L'amélioration des apprentissages et une plus grande équité et inclusion sont des éléments clés de l'objectif de développement durable 4. L'accent étant mis sur l'apprentissage pour et par tous, il reste courant d'évaluer l'équité et l'inclusion en comparant les résultats d'apprentissage moyens nationaux quand, dans la plupart des pays à revenu faible ou intermédiaire, les différences au sein des pays sont bien plus importantes.
Cette deuxième publication de la série « Learning at the Bottom of the Pyramid »
(Les apprentissages à la base de la pyramide) attire l'attention sur cette réalité. L'une des principales contributions de cet ouvrage est la reconnaissance et l'attention que les auteurs accordent aux analyses infranationales du contexte, en se demandant qui est marginalisé, quelles sont les forces à l'origine de cette marginalisation et quels sont les obstacles à un apprentissage de qualité.
Comme le soulignent Lauren Pisani et Amy Jo Dowd,
le profil des enfants les plus défavorisés diffère selon le contexte, tout comme les principaux moteurs de leurs résultats scolaires.
Il est essentiel de comprendre les divers contextes des enfants et des jeunes marginalisés, car ce n'est qu'avec une telle compréhension que nous pouvons tenter de répondre efficacement à leurs besoins d'apprentissage. Ne pas le faire a un coût, comme le suggèrent Nathan M. Castillo, Taskeen Adam et Björn Haβler dans leur discussion sur la mise en œuvre des technologies de l’information dans les contextes à faible revenu :
Un facteur majeur qui affecte le succès ou l'échec du dernier kilomètre est la quantité (ou le peu) de considération accordée aux contextes socio-économiques, culturels, sociotechnologiques, politiques et géopolitiques.

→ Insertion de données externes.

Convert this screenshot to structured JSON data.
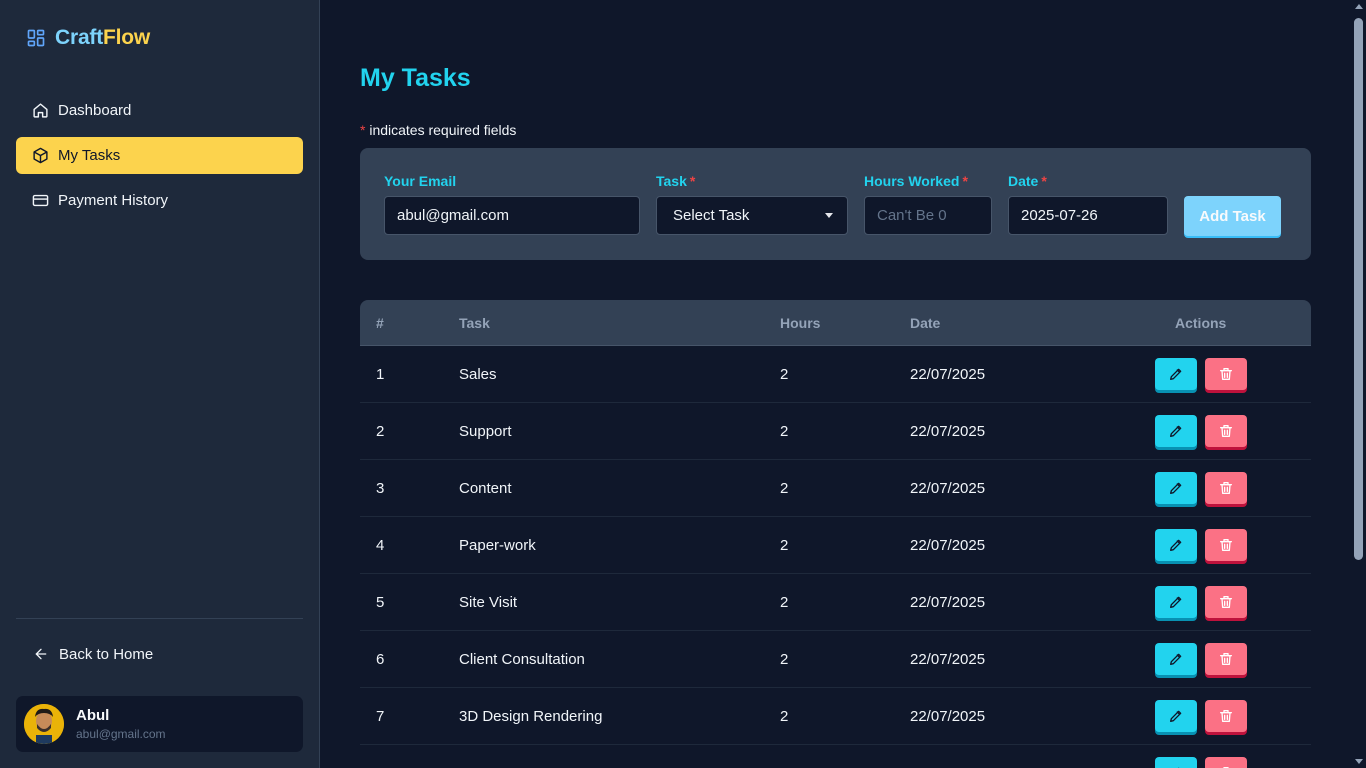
{
  "brand": {
    "name_part1": "Craft",
    "name_part2": "Flow",
    "icon": "dashboard-grid-icon"
  },
  "sidebar": {
    "items": [
      {
        "label": "Dashboard",
        "icon": "home-icon",
        "active": false
      },
      {
        "label": "My Tasks",
        "icon": "cube-icon",
        "active": true
      },
      {
        "label": "Payment History",
        "icon": "credit-card-icon",
        "active": false
      }
    ],
    "back_home": "Back to Home",
    "user": {
      "name": "Abul",
      "email": "abul@gmail.com"
    }
  },
  "main": {
    "title": "My Tasks",
    "required_star": "*",
    "required_note": " indicates required fields",
    "form": {
      "email_label": "Your Email",
      "email_value": "abul@gmail.com",
      "task_label": "Task",
      "task_value": "Select Task",
      "hours_label": "Hours Worked",
      "hours_placeholder": "Can't Be 0",
      "date_label": "Date",
      "date_value": "2025-07-26",
      "submit_label": "Add Task"
    },
    "table": {
      "headers": [
        "#",
        "Task",
        "Hours",
        "Date",
        "Actions"
      ],
      "rows": [
        {
          "num": "1",
          "task": "Sales",
          "hours": "2",
          "date": "22/07/2025"
        },
        {
          "num": "2",
          "task": "Support",
          "hours": "2",
          "date": "22/07/2025"
        },
        {
          "num": "3",
          "task": "Content",
          "hours": "2",
          "date": "22/07/2025"
        },
        {
          "num": "4",
          "task": "Paper-work",
          "hours": "2",
          "date": "22/07/2025"
        },
        {
          "num": "5",
          "task": "Site Visit",
          "hours": "2",
          "date": "22/07/2025"
        },
        {
          "num": "6",
          "task": "Client Consultation",
          "hours": "2",
          "date": "22/07/2025"
        },
        {
          "num": "7",
          "task": "3D Design Rendering",
          "hours": "2",
          "date": "22/07/2025"
        }
      ]
    }
  },
  "colors": {
    "accent_cyan": "#22d3ee",
    "accent_yellow": "#fcd34d",
    "danger": "#fb7185",
    "background": "#0f172a",
    "panel": "#1e293b"
  }
}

Le livre explore des questions thématiques (par exemple, les mesures et le financement) ainsi que des analyses contextuelles perspicaces sur quatre pays : la Côte d'Ivoire, l’Inde, le Kenya et le Mexique. L'ajout de ces études de cas apporte une valeur ajoutée significative à l'ouvrage. Ces auteurs apportent un riche mélange de perspectives issues du gouvernement, de la pratique des ONG et du monde universitaire des pays qu'ils étudient. Ces analyses générées localement explorent la signification du "bas de la pyramide" dans leurs pays respectifs, y compris son ampleur, et elles rendent compte des efforts - efficaces ou non - déployés pour répondre aux besoins d'apprentissage des différents groupes marginalisés. Plusieurs études de cas explorent également l'interconnexion des causes de la marginalisation, telles que la pauvreté et la langue (Mexique, Inde) et le handicap et l'âge (Kenya). Les analyses par pays comprennent des explorations des forces historiques, socioculturelles et économiques qui déterminent non seulement la marginalisation mais aussi la manière dont ces mêmes forces ont influencé les cadres politiques visant à répondre à l'apprentissage des plus marginalisés. Il est intéressant de noter combien d'auteurs soulignent le pouvoir d'un engagement efficace auprès des parents et de la communauté. Les études sur le Mexique, l'Inde, la Côte d'Ivoire et le Kenya font toutes référence au rôle des communautés, tout comme la décomposition des différents types de marginalisation par Pisani et Dowd, le chapitre sur la migration de Jo Kelcey, Ozen Guven et Dana Burde, le chapitre sur la formation des enseignants de Kwane Akyeampong et l'analyse des technologies de l’information par Castillo et al. J'ai récemment passé en revue de nombreuses analyses de programmes d'éducation accélérée (PEA) efficaces pour les enfants et les jeunes non scolarisés et elles soulignent systématiquement le rôle clé de la communauté dans le renforcement de l'éducation inclusive. Les PEA efficaces (beaucoup diraient les écoles formelles efficaces) intègrent les familles et les communautés pour s'assurer que les PEA sont des options d'apprentissage réalisables pour les enfants et les jeunes non scolarisés dans la communauté.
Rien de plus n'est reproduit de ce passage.